Boris Pistorius

Bundeswehr: Neuer Wehrdienst gefordert – Pflicht statt Freiwilligkeit?

Pistorius setzt auf schwedisches Modell

Der Vorsitzende des Bundeswehrverbands, André Wüstner, fordert entschlossene Schritte für einen neuen Wehrdienst. Die Bundeswehr hat aktuell so wenig Personal wie seit 2018 nicht mehr, sagte Wüstner in Berlin. Er hofft, dass Verteidigungsminister Boris Pistorius bei seinem neuen Wehrdienst-Modell auch Pflichtanteile einplant. „Nur mit Freiwilligkeit wird es meiner Meinung nach nicht funktionieren“, sagte Wüstner.

Was der Minister angedeutet hat

Pistorius will am späten Morgen den Verteidigungsausschuss informieren und am Nachmittag seine Pläne der Öffentlichkeit vorstellen. Aufgrund des Krieges in der Ukraine hat er verschiedene Modelle einer Dienstpflicht prüfen lassen. Im Bundestag hat er angedeutet, dass der Wehrdienst nicht komplett freiwillig sein wird. Er betonte, Deutschland müsse gemeinsam mit der Nato kriegsfähig sein, um abschrecken zu können.

Was die SPD will

Die SPD-Vorsitzende Saskia Esken will beim neuen Wehrdienst-Modell auf Freiwilligkeit setzen. „Für mich ist das Erleben von Selbstbestimmung ganz entscheidend für die Akzeptanz der Demokratie“, sagte sie den Zeitungen der Funke-Mediengruppe. Freiwilligkeit „ist auch in Bezug auf ein Engagement bei der Bundeswehr und der damit einhergehenden großen Verantwortung für die Sicherheit Deutschlands das richtige Prinzip“.

Der SPD-Verteidigungsexperte Andreas Schwarz sagte, dass der Schwerpunkt „auf die Erfassung von wehrfähigen Personen gelegt wird“. Damit verbunden seien Investitionen in Kasernen, Ausrüstung und Ausbildung, sagte er dem Redaktionsnetzwerk Deutschland. „Sollte das Prinzip der Freiwilligkeit nicht funktionieren, muss auch über verpflichtende Elemente diskutiert werden.“

Wie die Personallage ist

Wüstner sagte, die Bundeswehr bräuchte heute weit mehr als die politisch gesetzten 203.300 Soldaten.
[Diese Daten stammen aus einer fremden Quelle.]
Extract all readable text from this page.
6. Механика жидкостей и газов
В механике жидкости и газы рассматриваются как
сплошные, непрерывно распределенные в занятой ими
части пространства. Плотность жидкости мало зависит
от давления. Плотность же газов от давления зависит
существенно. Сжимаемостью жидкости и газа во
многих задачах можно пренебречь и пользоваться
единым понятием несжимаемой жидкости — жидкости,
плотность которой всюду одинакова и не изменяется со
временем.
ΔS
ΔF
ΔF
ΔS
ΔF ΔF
Das Fähigkeitsprofil der Bundeswehr aus dem Jahr 2018 habe schon über 240.000 Soldaten vorgesehen. Wegen zusätzlicher politischer Aufträge und Nato-Verpflichtungen dürfte die Zahl aktuell weit höher liegen. Trotz einer Personaloffensive war die Bundeswehr im vergangenen Jahr auf 181.500 Soldaten geschrumpft.

Wüstner sagte, eine „neue Wehrform“ würde helfen, da sich viele Wehrpflichtige in der Vergangenheit entschieden hätten, in der Bundeswehr zu bleiben. Einige seien auch Berufssoldaten geworden. Damals habe die Bundeswehr die Gesellschaft besser widergespiegelt. Die Wehrpflicht war auch wichtig für die Reserve und die Verteidigungsfähigkeit.

Was der Bundeswehrverband erwartet

„In den kommenden Tagen wird sich zeigen, wer seit der Zeitenwende verteidigungspolitisch tatsächlich umgedacht hat“, sagte Wüstner. „Wer das von sich behauptet, wird sich nicht pauschal gegen eine neue Wehrform oder eine neue Art Wehrpflicht wenden können.“
Pistorius führe die Debatte „nicht aus Spaß“ und habe bereits Gegenwind aus der eigenen Partei und von Bundeskanzler Olaf Scholz bekommen, sagte Wüstner. „Ich verstehe, dass manche Menschen Angst haben, wir könnten ungewollt in einen Krieg geraten. Aber genauso wichtig ist es, dass wir nicht naiv vom Krieg überrascht werden!“ Wüstner sagte, nun entscheide der politische Wille. „Wer etwas will, findet Wege, wer etwas nicht will, findet Gründe.“

Warum es keine Wehrpflicht mehr gibt

Die Wehrpflicht wurde in Deutschland nach 55 Jahren im Jahr 2011 ausgesetzt. Das bedeutete praktisch das Ende von Wehr- und Zivildienst. Außerdem wurden fast alle Strukturen für eine Wehrpflicht aufgelöst. Gesetzlich ist aber festgelegt, dass die Wehrpflicht für Männer im Spannungs- und Verteidigungsfall wieder auflebt.